Astronomer Maria Drout awarded Alfred P. Sloan Fellowship

Maria Drout, an assistant professor in the David A. Dunlap Department of Astronomy & Astrophysics has been awarded a 2023 Alfred P. Sloan Research Fellowship in physics for her contribution to our understanding of the evolution, influence, and ultimate fate of massive stars.

Drout is also an associated faculty member at the Dunlap Institute for Astronomy & Astrophysics and a visiting scientist at the Observatories of the Carnegie Institution for Science.

“I was very excited when I heard that I was awarded a 2023 Sloan Fellowship,” said Drout. “This is especially the case because the last few years have been rough.
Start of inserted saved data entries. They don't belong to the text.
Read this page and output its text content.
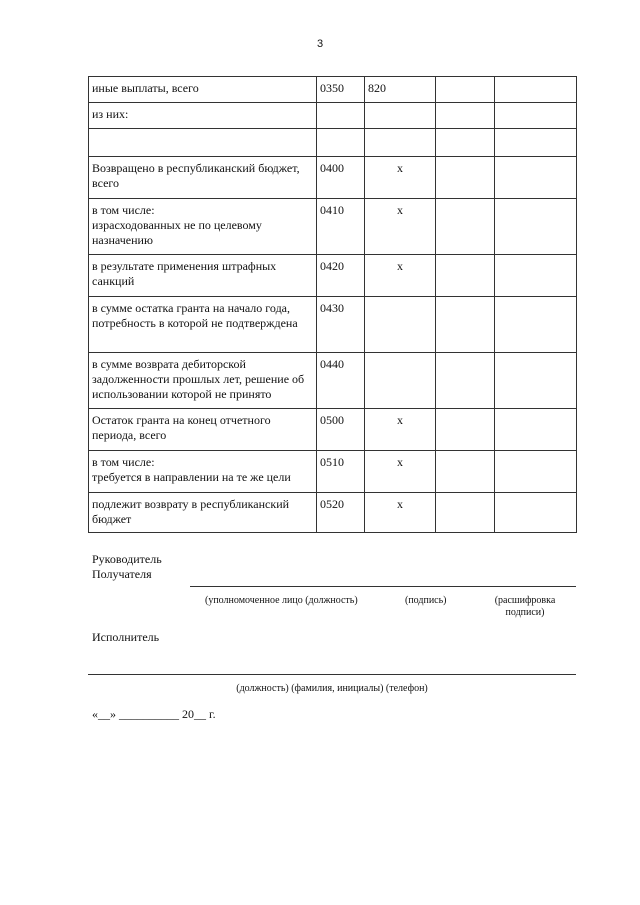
3
иные выплаты, всего	0350	820		
из них:				

Возвращено в республиканский бюджет, всего	0400	x		
в том числе:
израсходованных не по целевому назначению	0410	x		
в результате применения штрафных санкций	0420	x		
в сумме остатка гранта на начало года, потребность в которой не подтверждена	0430			
в сумме возврата дебиторской задолженности прошлых лет, решение об использовании которой не принято	0440			
Остаток гранта на конец отчетного периода, всего	0500	x		
в том числе:
требуется в направлении на те же цели	0510	x		
подлежит возврату в республиканский бюджет	0520	x		
Руководитель
Получателя
(уполномоченное лицо (должность)	(подпись)	(расшифровка подписи)
Исполнитель
(должность) (фамилия, инициалы) (телефон)
«__» __________ 20__ г.
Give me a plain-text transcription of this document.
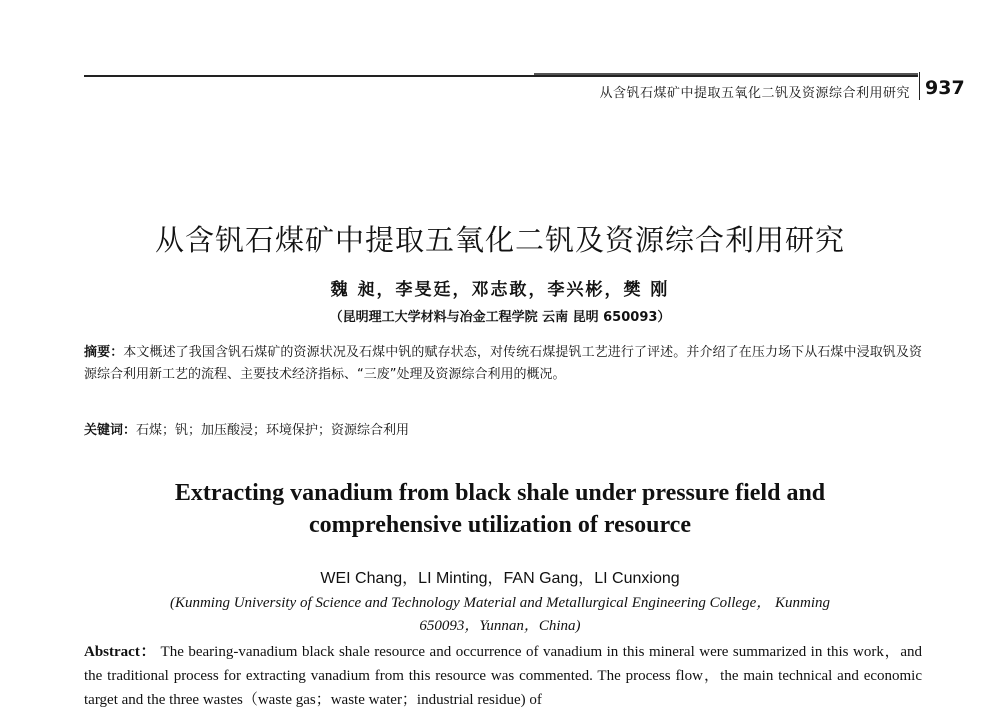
从含钒石煤矿中提取五氧化二钒及资源综合利用研究 937
从含钒石煤矿中提取五氧化二钒及资源综合利用研究
魏 昶，李旻廷，邓志敢，李兴彬，樊 刚
（昆明理工大学材料与冶金工程学院 云南 昆明 650093）
摘要：本文概述了我国含钒石煤矿的资源状况及石煤中钒的赋存状态，对传统石煤提钒工艺进行了评述。并介绍了在压力场下从石煤中浸取钒及资源综合利用新工艺的流程、主要技术经济指标、“三废”处理及资源综合利用的概况。
关键词：石煤；钒；加压酸浸；环境保护；资源综合利用
Extracting vanadium from black shale under pressure field and comprehensive utilization of resource
WEI Chang，LI Minting，FAN Gang，LI Cunxiong
(Kunming University of Science and Technology Material and Metallurgical Engineering College， Kunming 650093，Yunnan，China)
Abstract： The bearing-vanadium black shale resource and occurrence of vanadium in this mineral were summarized in this work，and the traditional process for extracting vanadium from this resource was commented. The process flow，the main technical and economic target and the three wastes（waste gas；waste water；industrial residue) of
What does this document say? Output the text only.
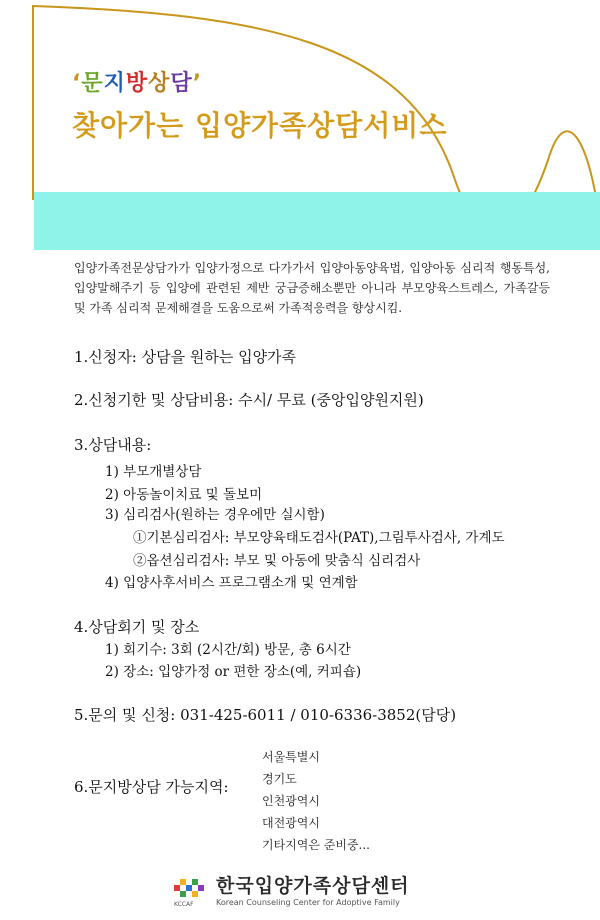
‘문지방상담’
찾아가는 입양가족상담서비스
입양가족전문상담가가 입양가정으로 다가가서 입양아동양육법, 입양아동 심리적 행동특성, 입양말해주기 등 입양에 관련된 제반 궁금증해소뿐만 아니라 부모양육스트레스, 가족갈등 및 가족 심리적 문제해결을 도움으로써 가족적응력을 향상시킴.
1.신청자: 상담을 원하는 입양가족
2.신청기한 및 상담비용: 수시/ 무료 (중앙입양원지원)
3.상담내용:
1) 부모개별상담
2) 아동놀이치료 및 돌보미
3) 심리검사(원하는 경우에만 실시함)
①기본심리검사: 부모양육태도검사(PAT),그림투사검사, 가계도
②옵션심리검사: 부모 및 아동에 맞춤식 심리검사
4) 입양사후서비스 프로그램소개 및 연계함
4.상담회기 및 장소
1) 회기수: 3회 (2시간/회) 방문, 총 6시간
2) 장소: 입양가정 or 편한 장소(예, 커피숍)
5.문의 및 신청: 031-425-6011 / 010-6336-3852(담당)
6.문지방상담 가능지역:
서울특별시
경기도
인천광역시
대전광역시
기타지역은 준비중...
KCCAF
한국입양가족상담센터
Korean Counseling Center for Adoptive Family
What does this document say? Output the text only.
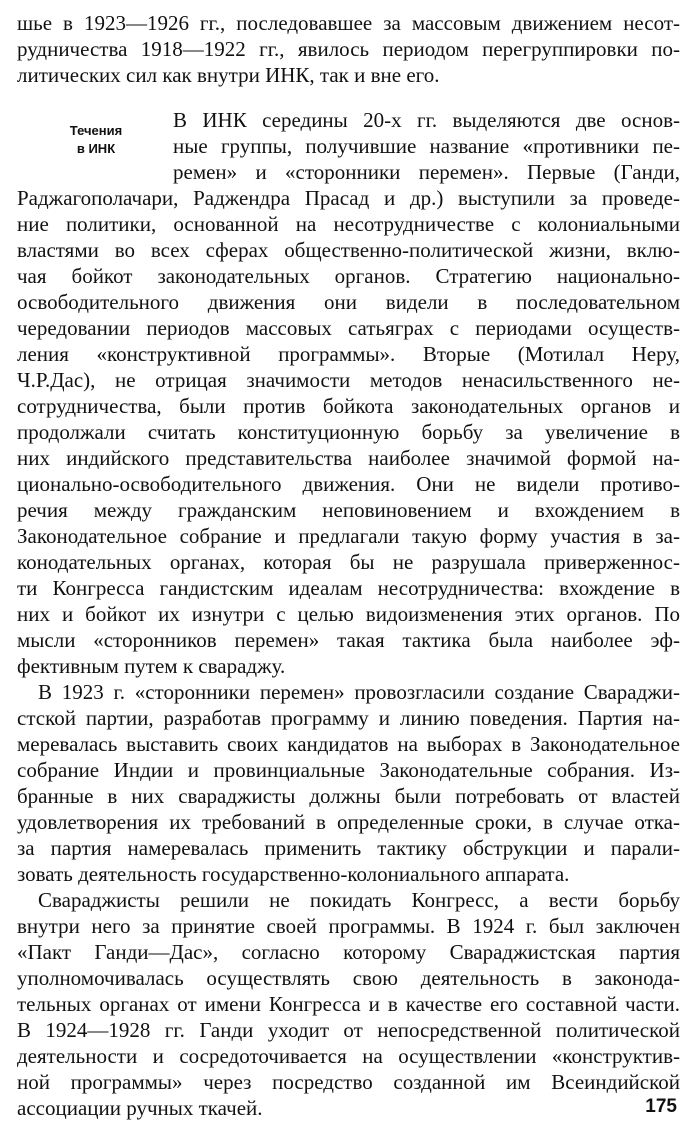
Течения
в ИНК
шье в 1923—1926 гг., последовавшее за массовым движением несот-
рудничества 1918—1922 гг., явилось периодом перегруппировки по-
литических сил как внутри ИНК, так и вне его.
В ИНК середины 20-х гг. выделяются две основ-
ные группы, получившие название «противники пе-
ремен» и «сторонники перемен». Первые (Ганди,
Раджагополачари, Раджендра Прасад и др.) выступили за проведе-
ние политики, основанной на несотрудничестве с колониальными
властями во всех сферах общественно-политической жизни, вклю-
чая бойкот законодательных органов. Стратегию национально-
освободительного движения они видели в последовательном
чередовании периодов массовых сатьяграх с периодами осуществ-
ления «конструктивной программы». Вторые (Мотилал Неру,
Ч.Р.Дас), не отрицая значимости методов ненасильственного не-
сотрудничества, были против бойкота законодательных органов и
продолжали считать конституционную борьбу за увеличение в
них индийского представительства наиболее значимой формой на-
ционально-освободительного движения. Они не видели противо-
речия между гражданским неповиновением и вхождением в
Законодательное собрание и предлагали такую форму участия в за-
конодательных органах, которая бы не разрушала приверженнос-
ти Конгресса гандистским идеалам несотрудничества: вхождение в
них и бойкот их изнутри с целью видоизменения этих органов. По
мысли «сторонников перемен» такая тактика была наиболее эф-
фективным путем к свараджу.
В 1923 г. «сторонники перемен» провозгласили создание Свараджи-
стской партии, разработав программу и линию поведения. Партия на-
меревалась выставить своих кандидатов на выборах в Законодательное
собрание Индии и провинциальные Законодательные собрания. Из-
бранные в них свараджисты должны были потребовать от властей
удовлетворения их требований в определенные сроки, в случае отка-
за партия намеревалась применить тактику обструкции и парали-
зовать деятельность государственно-колониального аппарата.
Свараджисты решили не покидать Конгресс, а вести борьбу
внутри него за принятие своей программы. В 1924 г. был заключен
«Пакт Ганди—Дас», согласно которому Свараджистская партия
уполномочивалась осуществлять свою деятельность в законода-
тельных органах от имени Конгресса и в качестве его составной части.
В 1924—1928 гг. Ганди уходит от непосредственной политической
деятельности и сосредоточивается на осуществлении «конструктив-
ной программы» через посредство созданной им Всеиндийской
ассоциации ручных ткачей.	175
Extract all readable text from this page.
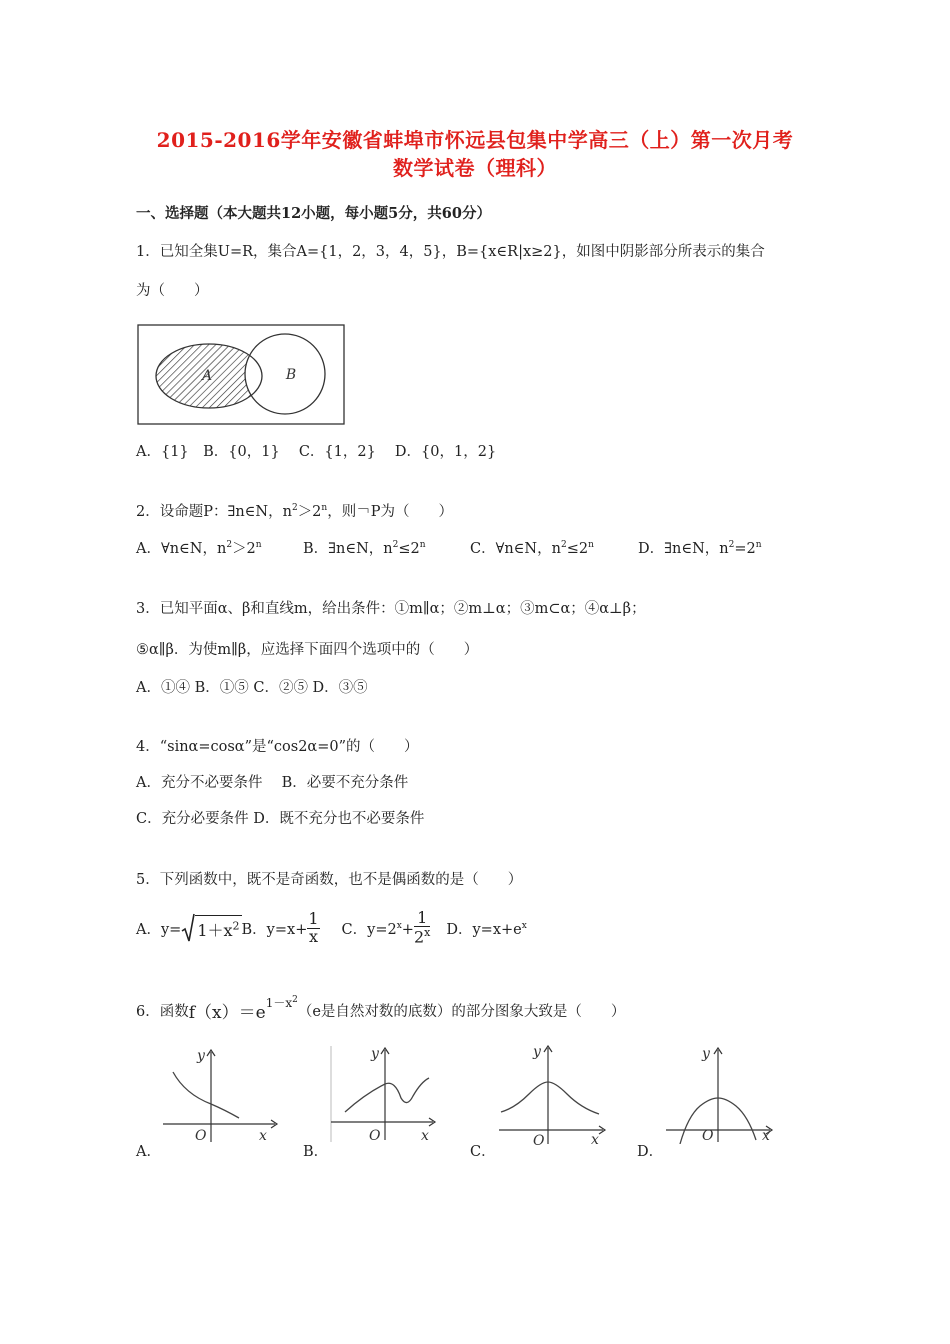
2015-2016学年安徽省蚌埠市怀远县包集中学高三（上）第一次月考
数学试卷（理科）
一、选择题（本大题共12小题，每小题5分，共60分）
1．已知全集U=R，集合A={1，2，3，4，5}，B={x∈R|x≥2}，如图中阴影部分所表示的集合
为（　　）
A	B
A．{1}　B．{0，1}　 C．{1，2}　 D．{0，1，2}
2．设命题P：∃n∈N，$n^2>2^n$，则￢P为（　　）
A．∀n∈N，$n^2>2^n$	B．∃n∈N，$n^2\le 2^n$	C．∀n∈N，$n^2\le 2^n$	D．∃n∈N，$n^2=2^n$
3．已知平面α、β和直线m，给出条件：①m∥α；②m⊥α；③m⊂α；④α⊥β；
⑤α∥β．为使m∥β，应选择下面四个选项中的（　　）
A．①④ B．①⑤ C．②⑤ D．③⑤
4．“sinα=cosα”是“cos2α=0”的（　　）
A．充分不必要条件　 B．必要不充分条件
C．充分必要条件 D．既不充分也不必要条件
5．下列函数中，既不是奇函数，也不是偶函数的是（　　）
A．y=	$1+x^2$ B．$y=x+ \frac{1}{x}$ C．$y=2^x+ \frac{1}{2^x}$ D．$y=x+e^x$
6．函数 $f(x)=e^{1-x^2}$
（e是自然对数的底数）的部分图象大致是（　　）
y
x
O
y
x
O
y
x
O
y
x
O
A．	B．	C．	D．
As an academic, the pandemic was incredibly isolating. So it’s wonderful to have the recognition that my team’s work was noticed and appreciated.

“Of course, I have to thank all of the amazing students working in my group and my other collaborators, without whom this wouldn’t have been possible.”

Drout uses ground and space-based telescopes to study how stars change and evolve throughout their lives, and eventually die in energetic explosions. She also studies the origins of unusual transient phenomena in space.

Drout holds a Canada Research Chair in Time Domain and Multimessenger Astrophysics. She was a NASA Hubble postdoctoral fellow at the Observatories of the Carnegie Institution for Science from 2016 to 2018.

“Maria Drout is one of Canadian astronomy’s shining stars,” says Dunlap Institute director Professor Bryan Gaensler, who nominated Drout for this award. “Genuinely new ideas are the key to advancing our understanding, and Professor Drout has brought a range of innovative new approaches to some of the most exciting areas in astronomy.”

Drout is the seventh University of Toronto astronomer to win a Sloan Fellowship, following Renée Hložek (2020), Jo Bovy (2016), Sabine Stanley (2011), Bryan Gaensler (2005), Barth Netterfield (2001), and Dick Bond (1985).